Unsupervised machine learning algorithms extract information from data sets without the need for examples of the information to extract. The algorithm determines what to extract and humans have to interpret the extracted information to obtain insights into the data. Thus, it’s very easy to collect data sets suitable for unsupervised learning, but interpretation of results may be difficult.

Unsupervised learning is an extremely wide field. Here we focus on clustering and also consider dimensionality reduction. Further, we’ll have a first glance at generative models. But there exist other subfields, too, anomaly detection and association analysis for instance. Most techniques can be applied to different tasks.

Like for supervised learning we denote the data space by \(X\) and the items of the data set under consideration by \(x_1,\ldots,x_n\). Almost always we will have \(X=\mathbb{R}^m\). Again we need a training data set for fitting a model.

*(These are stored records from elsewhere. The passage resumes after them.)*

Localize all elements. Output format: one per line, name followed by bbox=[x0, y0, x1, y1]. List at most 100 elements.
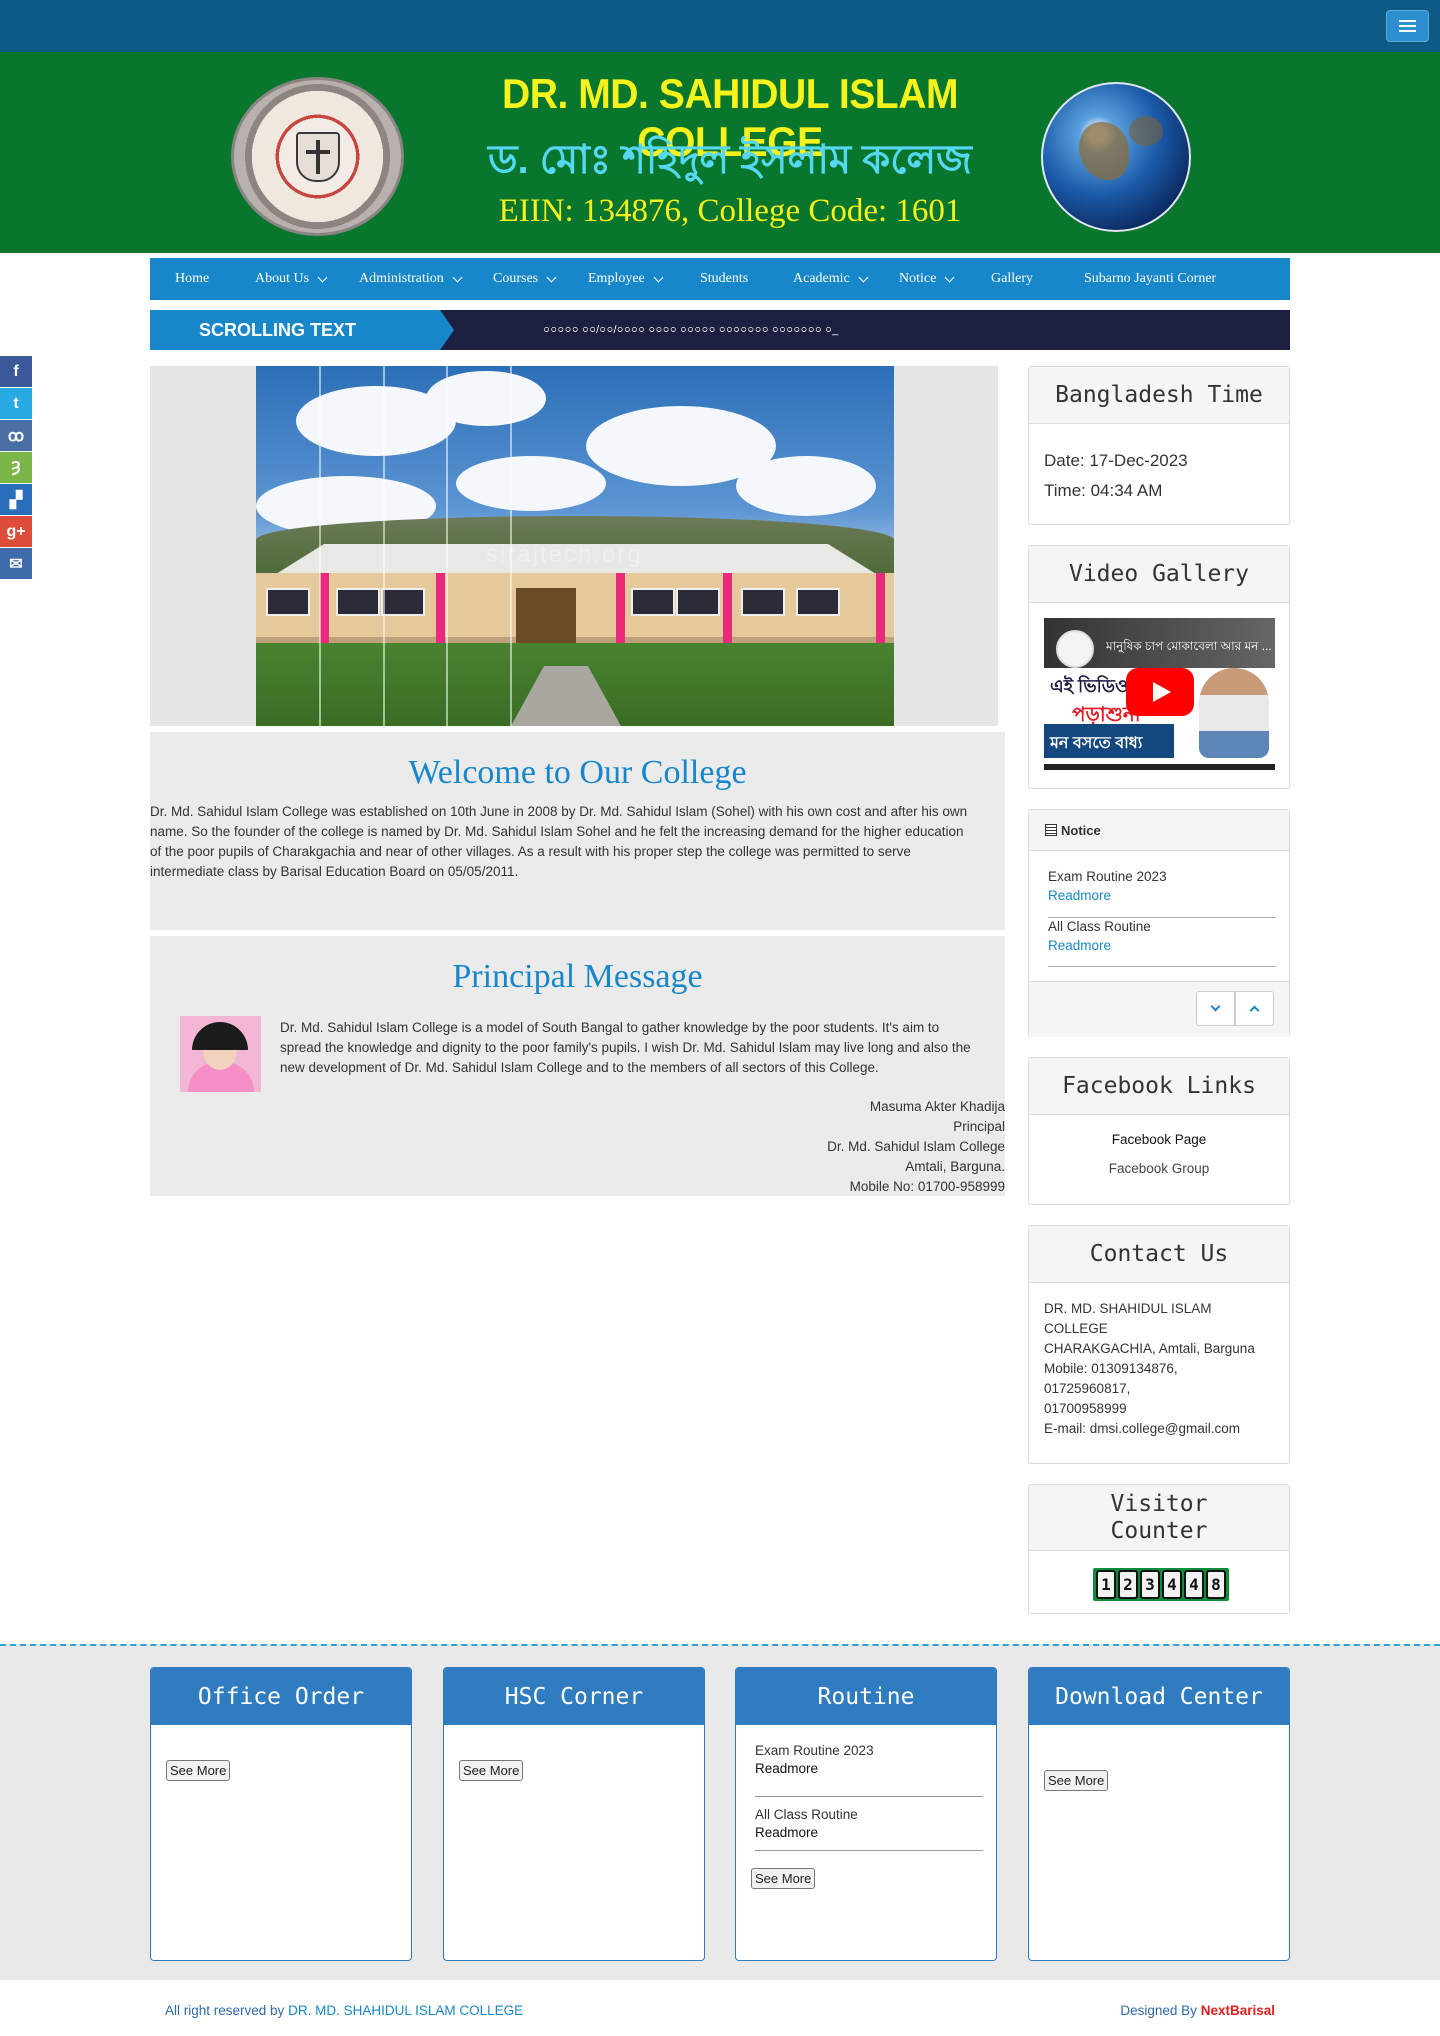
slider-watermark: sirajtech.org bbox=[486, 541, 643, 568]
list-item: Exam Routine 2023 Readmore bbox=[1048, 869, 1276, 918]
routine-readmore-link[interactable]: Readmore bbox=[755, 1825, 983, 1840]
facebook-page-link[interactable]: Facebook Page bbox=[1029, 1132, 1289, 1147]
nav-academic[interactable]: Academic bbox=[793, 258, 899, 300]
scroll-up-button[interactable] bbox=[1235, 991, 1274, 1026]
notice-readmore-link[interactable]: Readmore bbox=[1048, 888, 1276, 903]
nav-subarno-jayanti-corner[interactable]: Subarno Jayanti Corner bbox=[1084, 258, 1216, 300]
chevron-down-icon bbox=[944, 272, 955, 282]
myspace-icon[interactable]: ꝏ bbox=[0, 420, 32, 451]
chevron-down-icon bbox=[653, 272, 664, 282]
hsc-corner-see-more-button[interactable]: See More bbox=[459, 1760, 524, 1781]
download-center-title: Download Center bbox=[1029, 1668, 1289, 1725]
footer-copyright: All right reserved by DR. MD. SHAHIDUL I… bbox=[165, 2003, 524, 2018]
chevron-down-icon bbox=[858, 272, 869, 282]
list-item: Exam Routine 2023 Readmore bbox=[755, 1743, 983, 1797]
facebook-icon[interactable]: f bbox=[0, 356, 32, 387]
youtube-play-icon[interactable] bbox=[1126, 668, 1194, 716]
notice-panel: Notice Exam Routine 2023 Readmore All Cl… bbox=[1028, 809, 1290, 1037]
video-thumb-title: মানুষিক চাপ মোকাবেলা আর মন ... bbox=[1106, 639, 1271, 653]
chevron-down-icon bbox=[1210, 1001, 1221, 1012]
counter-digit: 1 bbox=[1096, 1570, 1116, 1599]
video-gallery-panel: Video Gallery মানুষিক চাপ মোকাবেলা আর মন… bbox=[1028, 545, 1290, 789]
hsc-corner-box: HSC Corner See More bbox=[443, 1667, 705, 1961]
nav-gallery[interactable]: Gallery bbox=[991, 258, 1084, 300]
list-icon bbox=[1045, 824, 1057, 836]
routine-see-more-button[interactable]: See More bbox=[751, 1868, 816, 1889]
contact-email[interactable]: E-mail: dmsi.college@gmail.com bbox=[1044, 1419, 1279, 1439]
top-bar bbox=[0, 0, 1440, 52]
office-order-see-more-button[interactable]: See More bbox=[166, 1760, 231, 1781]
nav-home[interactable]: Home bbox=[175, 258, 255, 300]
nav-students[interactable]: Students bbox=[700, 258, 793, 300]
bangladesh-date: Date: 17-Dec-2023 bbox=[1044, 451, 1188, 470]
google-plus-icon[interactable]: g+ bbox=[0, 516, 32, 547]
counter-digit: 3 bbox=[1140, 1570, 1160, 1599]
nav-administration[interactable]: Administration bbox=[359, 258, 493, 300]
designer-link[interactable]: NextBarisal bbox=[1201, 2003, 1275, 2018]
college-name-bangla: ড. মোঃ শহিদুল ইসলাম কলেজ bbox=[488, 138, 972, 182]
delicious-icon[interactable]: Ȝ bbox=[0, 452, 32, 483]
visitor-counter-title: Visitor Counter bbox=[1029, 1485, 1289, 1551]
chevron-down-icon bbox=[452, 272, 463, 282]
email-icon[interactable]: ✉ bbox=[0, 548, 32, 579]
chevron-down-icon bbox=[546, 272, 557, 282]
contact-us-panel: Contact Us DR. MD. SHAHIDUL ISLAM COLLEG… bbox=[1028, 1225, 1290, 1464]
facebook-links-panel: Facebook Links Facebook Page Facebook Gr… bbox=[1028, 1057, 1290, 1205]
slider-image-college-building[interactable]: sirajtech.org bbox=[256, 366, 894, 726]
channel-avatar bbox=[1056, 630, 1094, 668]
office-order-box: Office Order See More bbox=[150, 1667, 412, 1961]
hamburger-menu-icon[interactable] bbox=[1386, 10, 1429, 42]
nav-notice[interactable]: Notice bbox=[899, 258, 991, 300]
eiin-college-code: EIIN: 134876, College Code: 1601 bbox=[498, 193, 962, 229]
bangladesh-time: Time: 04:34 AM bbox=[1044, 481, 1163, 500]
principal-photo bbox=[180, 1016, 261, 1092]
nav-courses[interactable]: Courses bbox=[493, 258, 588, 300]
nav-employee[interactable]: Employee bbox=[588, 258, 700, 300]
scroll-down-button[interactable] bbox=[1196, 991, 1235, 1026]
twitter-icon[interactable]: t bbox=[0, 388, 32, 419]
visitor-counter-panel: Visitor Counter 123448 bbox=[1028, 1484, 1290, 1614]
principal-signature: Masuma Akter Khadija Principal Dr. Md. S… bbox=[827, 1099, 1005, 1194]
hsc-corner-title: HSC Corner bbox=[444, 1668, 704, 1725]
notice-readmore-link[interactable]: Readmore bbox=[1048, 938, 1276, 953]
notice-title: Notice bbox=[1061, 822, 1101, 838]
footer-college-link[interactable]: DR. MD. SHAHIDUL ISLAM COLLEGE bbox=[288, 2003, 523, 2018]
college-seal-logo bbox=[231, 77, 404, 236]
counter-digit: 4 bbox=[1162, 1570, 1182, 1599]
principal-message-text: Dr. Md. Sahidul Islam College is a model… bbox=[280, 1020, 971, 1075]
scrolling-text-label: SCROLLING TEXT bbox=[150, 310, 454, 350]
welcome-title: Welcome to Our College bbox=[408, 754, 747, 791]
bangladesh-time-title: Bangladesh Time bbox=[1029, 367, 1289, 424]
counter-digit: 8 bbox=[1206, 1570, 1226, 1599]
stumble-icon[interactable]: ▞ bbox=[0, 484, 32, 515]
scrolling-marquee-text[interactable]: ০০০০০ ০০/০০/০০০০ ০০০০ ০০০০০ ০০০০০০০ ০০০০… bbox=[543, 310, 838, 350]
contact-us-title: Contact Us bbox=[1029, 1226, 1289, 1283]
routine-box: Routine Exam Routine 2023 Readmore All C… bbox=[735, 1667, 997, 1961]
download-center-box: Download Center See More bbox=[1028, 1667, 1290, 1961]
bangladesh-time-panel: Bangladesh Time Date: 17-Dec-2023 Time: … bbox=[1028, 366, 1290, 525]
counter-digit: 2 bbox=[1118, 1570, 1138, 1599]
principal-message-title: Principal Message bbox=[452, 958, 703, 995]
visitor-counter: 123448 bbox=[1093, 1568, 1229, 1601]
nav-about-us[interactable]: About Us bbox=[255, 258, 359, 300]
contact-details: DR. MD. SHAHIDUL ISLAM COLLEGE CHARAKGAC… bbox=[1044, 1299, 1279, 1439]
download-center-see-more-button[interactable]: See More bbox=[1044, 1770, 1109, 1791]
list-item: All Class Routine Readmore bbox=[755, 1797, 983, 1851]
main-nav: Home About Us Administration Courses Emp… bbox=[150, 258, 1290, 300]
chevron-up-icon bbox=[1249, 1005, 1260, 1016]
footer-designer: Designed By NextBarisal bbox=[1120, 2003, 1275, 2018]
welcome-section: Welcome to Our College Dr. Md. Sahidul I… bbox=[150, 732, 1005, 930]
facebook-links-title: Facebook Links bbox=[1029, 1058, 1289, 1115]
routine-title: Routine bbox=[736, 1668, 996, 1725]
welcome-text: Dr. Md. Sahidul Islam College was establ… bbox=[150, 804, 968, 879]
office-order-title: Office Order bbox=[151, 1668, 411, 1725]
counter-digit: 4 bbox=[1184, 1570, 1204, 1599]
list-item: All Class Routine Readmore bbox=[1048, 919, 1276, 967]
chevron-down-icon bbox=[317, 272, 328, 282]
video-thumb-bn-line-1: এই ভিডিও bbox=[1050, 676, 1129, 696]
video-thumbnail[interactable]: মানুষিক চাপ মোকাবেলা আর মন ... এই ভিডিও … bbox=[1044, 618, 1275, 770]
video-gallery-title: Video Gallery bbox=[1029, 546, 1289, 603]
student-figure bbox=[1199, 668, 1269, 758]
facebook-group-link[interactable]: Facebook Group bbox=[1029, 1161, 1289, 1176]
routine-readmore-link[interactable]: Readmore bbox=[755, 1761, 983, 1776]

Validation and test sets are used for hyperparameter optimization and model evaluation as before.

Clustering#

Clustering aims at finding subsets of similar items in large data sets.

data set with clusters

Fig. 56 How to define the term cluster is not as straight-forward as it seems.#

Details depend on the application in mind.

  • Do we want to find hard clusters (either a sample belongs to a cluster or not) or soft clusters (score/probability for each combination of samples and clusters)?

  • Shall all samples belong to some cluster or do we allow for outliers?

  • May clusters overlap (some samples belong to more than one cluster)?

There exist many different approaches for clustering algorithms. Main classes are:

  • Centroid-based algorithms represent each cluster by one point (midpoint or centroid). Which samples belong to which clusters is determined by some rule involving those midpoints.

  • Density-based algorithms look at the distances between samples and define clusters to be subsets of closely spaced samples.

  • Distribution-based algorithms represent each cluster be a probability distribution. A sample belongs to the cluster for which the sample’s probability is highest.

  • Hierarchical algorithms generate a sequence of clusterings. Either starting with as many clusters as there are samples (and then coarsening the clustering) or starting with one cluster (and then refining).

Dimensionality Reduction#

Dimensionality reduction tries to reduce the number of features without loosing too much information. We already know principal component analysis as a linear dimensionality reduction technique. Here, ‘linear’ means that the mapping from the high dimensional data space to the lower dimensional space is linear (a matrix).

Nonlinear dimensionality reduction techniques are more powerful, but also much more computationally expensive.

nonlinear dimensionality reduction from 2d to 1d

Fig. 57 Often data is not scattered over the whole space but lives close to a lower dimensional nonlinear manifold.#

Generative Models#

Unsupervised learning algorithms may not only learn to distinguish between similar and dissimilar samples. Some algorithms yield so called generative models. Generative models contain all information necessary to automatically create new samples similar to samples in the training data set.

Generative models can be used for generating natural looking artifical images or for generating art, for instance.